Les derniers jours du Parti socialiste
- Author: Aurélien Bellanger
- Language: French
- Publisher: Éditions du Seuil
- Publication date: 19 August 2024
- Publication place: France
- Pages: 480
- ISBN: 9782021571165

= Les derniers jours du Parti socialiste =

2024 novel by Aurélien Bellanger

Les derniers jours du Parti socialiste (lit. 'The Last Days of the Socialist Party') is a novel by the French writer Aurélien Bellanger, published by éditions du Seuil on 19 August 2024.

==Plot==
The book is a satirical roman à clef about intrigues around the French Socialist Party.
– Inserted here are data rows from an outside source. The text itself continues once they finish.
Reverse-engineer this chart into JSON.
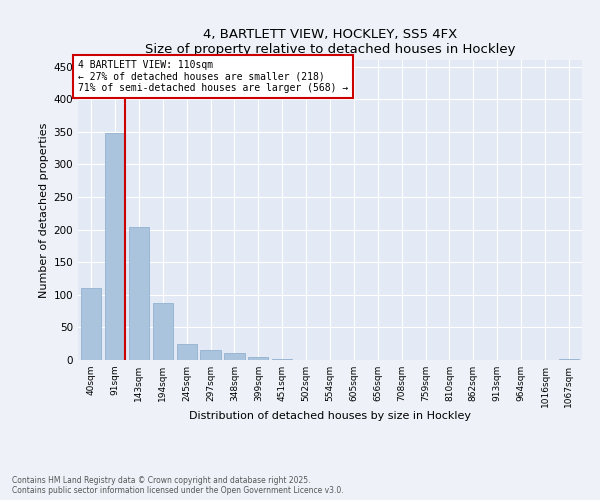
{
  "title": "4, BARTLETT VIEW, HOCKLEY, SS5 4FX",
  "subtitle": "Size of property relative to detached houses in Hockley",
  "xlabel": "Distribution of detached houses by size in Hockley",
  "ylabel": "Number of detached properties",
  "categories": [
    "40sqm",
    "91sqm",
    "143sqm",
    "194sqm",
    "245sqm",
    "297sqm",
    "348sqm",
    "399sqm",
    "451sqm",
    "502sqm",
    "554sqm",
    "605sqm",
    "656sqm",
    "708sqm",
    "759sqm",
    "810sqm",
    "862sqm",
    "913sqm",
    "964sqm",
    "1016sqm",
    "1067sqm"
  ],
  "values": [
    110,
    348,
    204,
    88,
    25,
    15,
    10,
    5,
    2,
    0,
    0,
    0,
    0,
    0,
    0,
    0,
    0,
    0,
    0,
    0,
    2
  ],
  "bar_color": "#aac4de",
  "bar_edge_color": "#88aacb",
  "vline_color": "#cc0000",
  "vline_x_index": 1.43,
  "annotation_line1": "4 BARTLETT VIEW: 110sqm",
  "annotation_line2": "← 27% of detached houses are smaller (218)",
  "annotation_line3": "71% of semi-detached houses are larger (568) →",
  "annotation_box_color": "#cc0000",
  "ylim": [
    0,
    460
  ],
  "yticks": [
    0,
    50,
    100,
    150,
    200,
    250,
    300,
    350,
    400,
    450
  ],
  "footer_line1": "Contains HM Land Registry data © Crown copyright and database right 2025.",
  "footer_line2": "Contains public sector information licensed under the Open Government Licence v3.0.",
  "bg_color": "#eef2f8",
  "plot_bg_color": "#e4eaf5"
}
It follows the party apparatchik Grémond, who following the January 2015 Île-de-France attacks and November 2015 Paris attacks teams up with two philosophers, Taillevent and Frayère, to found a secularist movement with Islam as its primary target.

==Major themes==
Bellanger described his purpose with the book: "I have written a book that tells how a heresy of the Socialist Party, the Printemps républicain, surrounded by a small group of mediocre intellectuals, made the victory of the far right possible in France." More generally, he says he wanted to use satire to investigate how the antiracist left has decayed. The main character Grémond corresponds to Laurent Bouvet, founder of the Printemps républicain. The philosophers Taillevent and Frayère are based on Raphaël Enthoven and Michel Onfray, respectively. Other real people portrayed include Caroline Fourest, as Véronique Bourny, and Emmanuel Macron, as "le Chanoine" (lit. 'the Canon'). Manuel Valls appears under his real name.

==Reception==
Caroline Pernes of Télérama called the novel a "grand politico-historical epic, deliciously cynical" with "a slew of easily identifiable characters". Harrison Stetler of The Times Literary Supplement described it as an "ambitious novel of ideas", noticeably influenced by Michel Houellebecq in its narrative mode. He wrote that it mocks recognisable French public figures and portrays how the country imports "American ideas such as structural racism", loses its "vital centre" and suffers from "a revolt of France's cultural and political elites".